Single by Guster

from the album Ganging Up on the Sun
- Released: 2007
- Genre: Indie rock
- Length: 4:34 (album version) 4:12 (video version) 3:52 (single version)
- Label: Reprise
- Songwriters: Adam Gardner, Ryan Miller, Joe Pisapia and Brian Rosenworcel
- Producers: Joe Pisapia, Jason Lehning

Guster singles chronology
| "One Man Wrecking Machine" (2006) | "Satellite" (2007) | "Do You Love Me" (2010) |

= Satellite (Guster song) =

Satellite is the second single from Guster's 2006 album Ganging Up on the Sun. The song received support from U.S. alternative rock radio, but failed to chart on the Modern Rock Tracks chart. There was also a Satellite EP released April 10, 2007. The song is also featured in the 2007 film Martian Child.

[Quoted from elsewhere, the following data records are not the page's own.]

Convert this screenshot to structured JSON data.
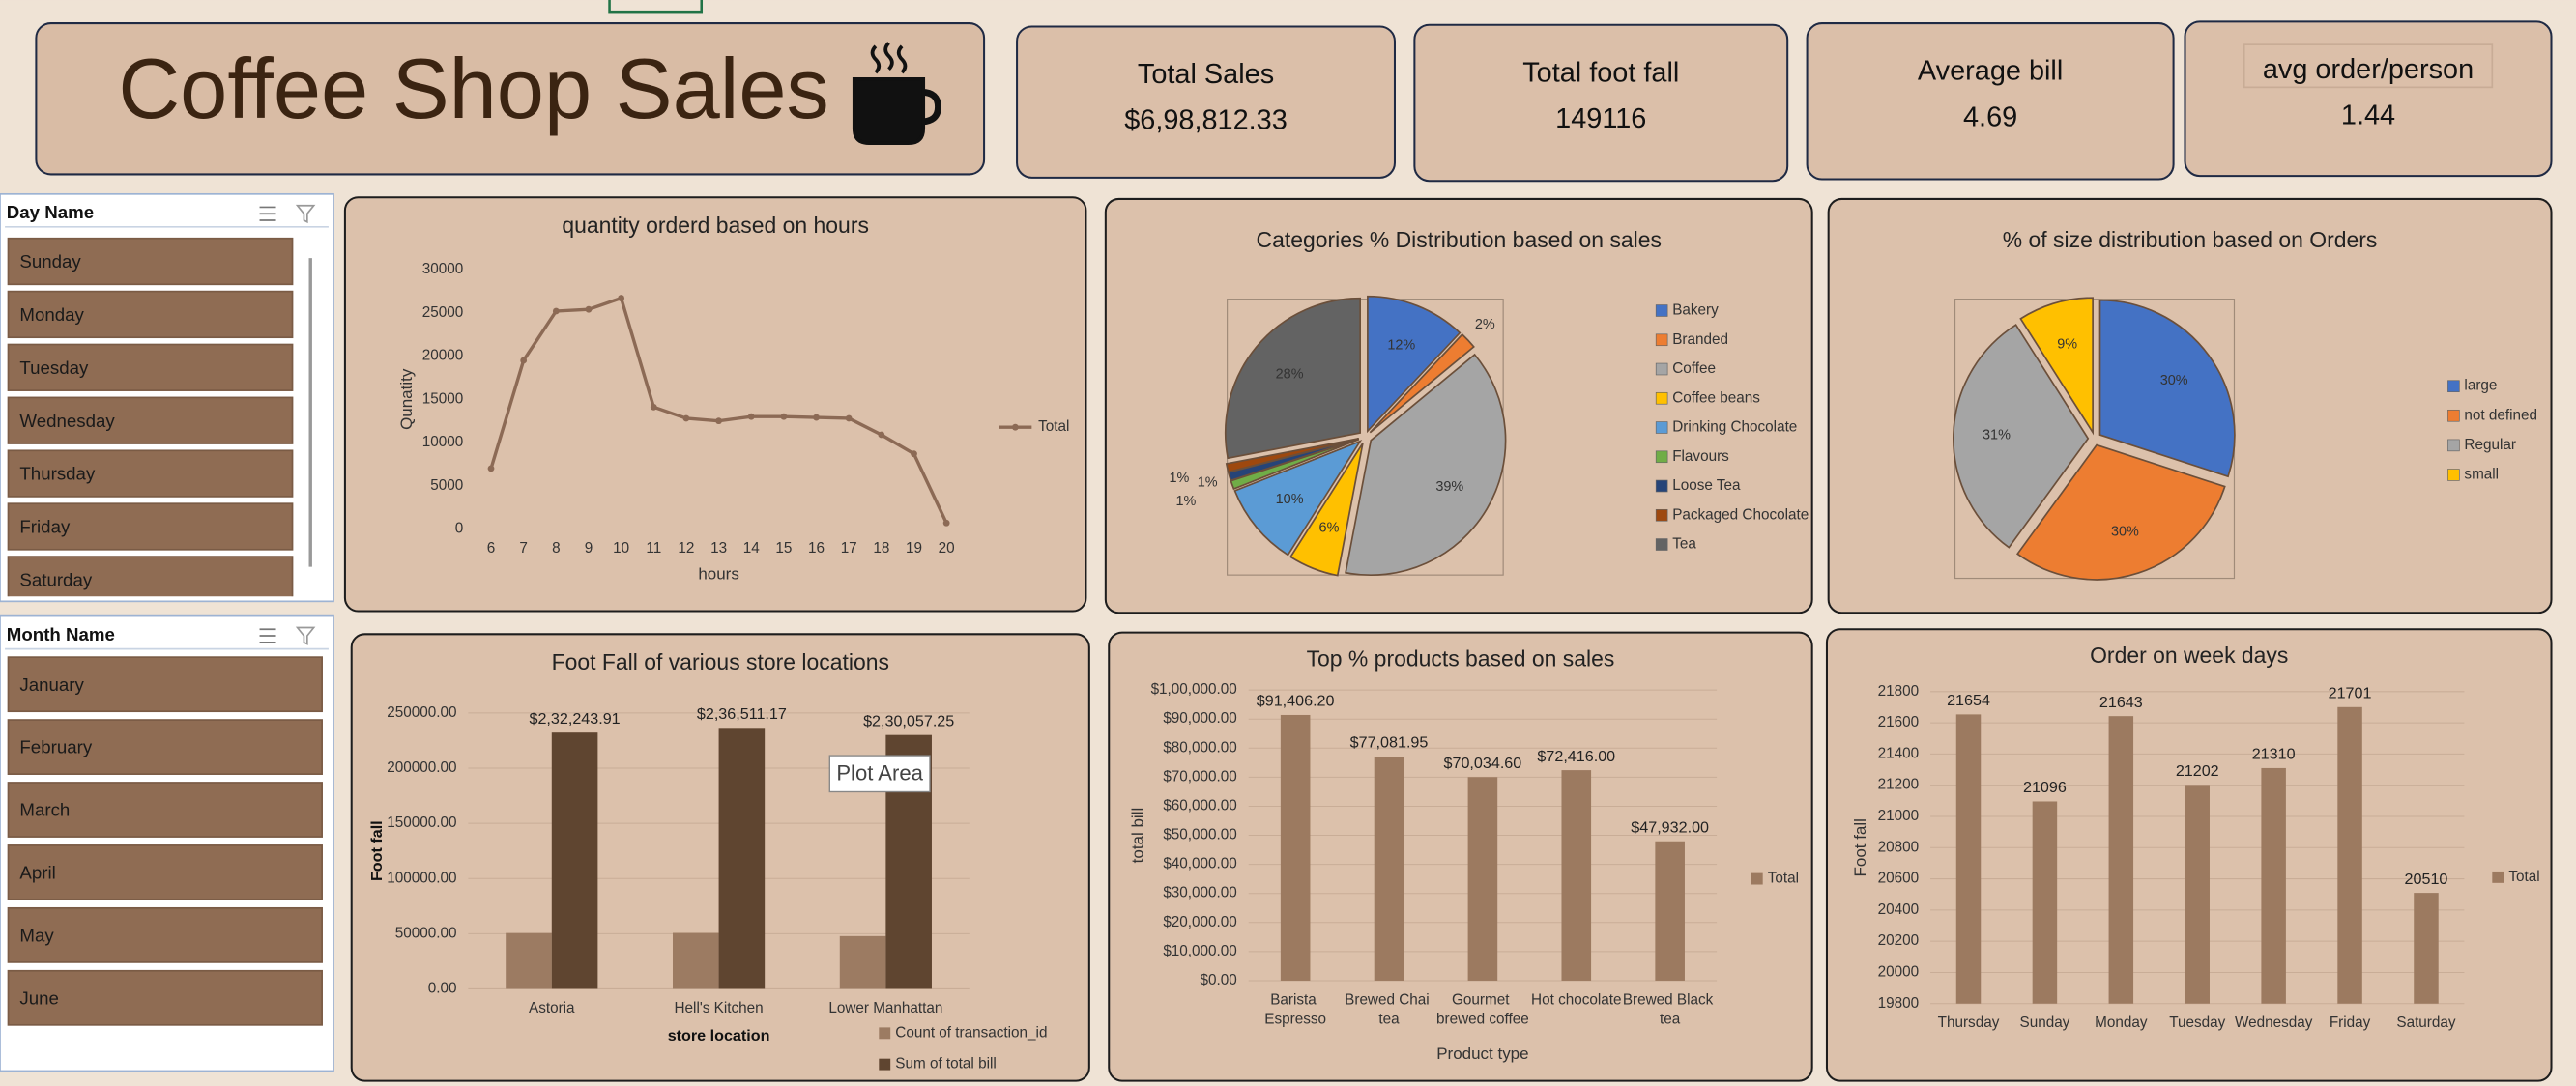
{
  "title": "Coffee Shop Sales",
  "kpis": [
    {
      "label": "Total Sales",
      "value": "$6,98,812.33"
    },
    {
      "label": "Total foot fall",
      "value": "149116"
    },
    {
      "label": "Average bill",
      "value": "4.69"
    },
    {
      "label": "avg order/person",
      "value": "1.44"
    }
  ],
  "slicers": [
    {
      "title": "Day Name",
      "items": [
        "Sunday",
        "Monday",
        "Tuesday",
        "Wednesday",
        "Thursday",
        "Friday",
        "Saturday"
      ]
    },
    {
      "title": "Month Name",
      "items": [
        "January",
        "February",
        "March",
        "April",
        "May",
        "June"
      ]
    }
  ],
  "tooltip": "Plot Area",
  "chart_data": [
    {
      "type": "line",
      "title": "quantity orderd based on hours",
      "xlabel": "hours",
      "ylabel": "Qunatity",
      "x": [
        6,
        7,
        8,
        9,
        10,
        11,
        12,
        13,
        14,
        15,
        16,
        17,
        18,
        19,
        20
      ],
      "series": [
        {
          "name": "Total",
          "color": "#8c6a55",
          "values": [
            7000,
            19500,
            25200,
            25400,
            26700,
            14100,
            12800,
            12500,
            13000,
            13000,
            12900,
            12800,
            10900,
            8700,
            700
          ]
        }
      ],
      "xlim": [
        5.5,
        20.5
      ],
      "xticks": [
        6,
        7,
        8,
        9,
        10,
        11,
        12,
        13,
        14,
        15,
        16,
        17,
        18,
        19,
        20
      ],
      "ylim": [
        0,
        30000
      ],
      "yticks": [
        0,
        5000,
        10000,
        15000,
        20000,
        25000,
        30000
      ],
      "grid": false,
      "legend": "right"
    },
    {
      "type": "pie",
      "title": "Categories % Distribution based on sales",
      "categories": [
        "Bakery",
        "Branded",
        "Coffee",
        "Coffee beans",
        "Drinking Chocolate",
        "Flavours",
        "Loose Tea",
        "Packaged Chocolate",
        "Tea"
      ],
      "values": [
        12,
        2,
        39,
        6,
        10,
        1,
        1,
        1,
        28
      ],
      "value_labels": [
        "12%",
        "2%",
        "39%",
        "6%",
        "10%",
        "1%",
        "1%",
        "1%",
        "28%"
      ],
      "colors": [
        "#4472c4",
        "#ed7d31",
        "#a5a5a5",
        "#ffc000",
        "#5b9bd5",
        "#70ad47",
        "#264478",
        "#9e480e",
        "#636363"
      ],
      "legend": "right"
    },
    {
      "type": "pie",
      "title": "% of size distribution based on Orders",
      "categories": [
        "large",
        "not defined",
        "Regular",
        "small"
      ],
      "values": [
        30,
        30,
        31,
        9
      ],
      "value_labels": [
        "30%",
        "30%",
        "31%",
        "9%"
      ],
      "colors": [
        "#4472c4",
        "#ed7d31",
        "#a5a5a5",
        "#ffc000"
      ],
      "legend": "right"
    },
    {
      "type": "bar",
      "title": "Foot Fall of various store locations",
      "xlabel": "store location",
      "ylabel": "Foot fall",
      "categories": [
        "Astoria",
        "Hell's Kitchen",
        "Lower Manhattan"
      ],
      "series": [
        {
          "name": "Count of transaction_id",
          "color": "#9c7b62",
          "values": [
            50600,
            50700,
            47800
          ]
        },
        {
          "name": "Sum of total bill",
          "color": "#5f4530",
          "values": [
            232243.91,
            236511.17,
            230057.25
          ],
          "value_labels": [
            "$2,32,243.91",
            "$2,36,511.17",
            "$2,30,057.25"
          ]
        }
      ],
      "ylim": [
        0,
        250000
      ],
      "yticks": [
        {
          "value": 0,
          "label": "0.00"
        },
        {
          "value": 50000,
          "label": "50000.00"
        },
        {
          "value": 100000,
          "label": "100000.00"
        },
        {
          "value": 150000,
          "label": "150000.00"
        },
        {
          "value": 200000,
          "label": "200000.00"
        },
        {
          "value": 250000,
          "label": "250000.00"
        }
      ],
      "grid": true,
      "legend": "bottom"
    },
    {
      "type": "bar",
      "title": "Top % products based on sales",
      "xlabel": "Product type",
      "ylabel": "total bill",
      "categories": [
        "Barista Espresso",
        "Brewed Chai tea",
        "Gourmet brewed coffee",
        "Hot chocolate",
        "Brewed Black tea"
      ],
      "series": [
        {
          "name": "Total",
          "color": "#9c7a60",
          "values": [
            91406.2,
            77081.95,
            70034.6,
            72416.0,
            47932.0
          ],
          "value_labels": [
            "$91,406.20",
            "$77,081.95",
            "$70,034.60",
            "$72,416.00",
            "$47,932.00"
          ]
        }
      ],
      "ylim": [
        0,
        100000
      ],
      "yticks": [
        {
          "value": 0,
          "label": "$0.00"
        },
        {
          "value": 10000,
          "label": "$10,000.00"
        },
        {
          "value": 20000,
          "label": "$20,000.00"
        },
        {
          "value": 30000,
          "label": "$30,000.00"
        },
        {
          "value": 40000,
          "label": "$40,000.00"
        },
        {
          "value": 50000,
          "label": "$50,000.00"
        },
        {
          "value": 60000,
          "label": "$60,000.00"
        },
        {
          "value": 70000,
          "label": "$70,000.00"
        },
        {
          "value": 80000,
          "label": "$80,000.00"
        },
        {
          "value": 90000,
          "label": "$90,000.00"
        },
        {
          "value": 100000,
          "label": "$1,00,000.00"
        }
      ],
      "grid": true,
      "legend": "right"
    },
    {
      "type": "bar",
      "title": "Order on week days",
      "ylabel": "Foot fall",
      "categories": [
        "Thursday",
        "Sunday",
        "Monday",
        "Tuesday",
        "Wednesday",
        "Friday",
        "Saturday"
      ],
      "series": [
        {
          "name": "Total",
          "color": "#9c7a60",
          "values": [
            21654,
            21096,
            21643,
            21202,
            21310,
            21701,
            20510
          ]
        }
      ],
      "data_labels": true,
      "ylim": [
        19800,
        21800
      ],
      "yticks": [
        19800,
        20000,
        20200,
        20400,
        20600,
        20800,
        21000,
        21200,
        21400,
        21600,
        21800
      ],
      "grid": true,
      "legend": "right"
    }
  ]
}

The stop motion video for the song, directed by Adam Bizanski, was released on February 2, 2007.

The single would go on to earn the band its first gold record in 2018.

==Charts==

| Chart (2006–07) | Peak position |
|---|---|
| US Adult Alternative Airplay (Billboard) | 5 |

==Certifications==

Certifications for "Satellite"
| Region | Certification | Certified units/sales |
| United States (RIAA) | Gold | 500,000^{‡} |
^{^} Shipments figures based on certification alone.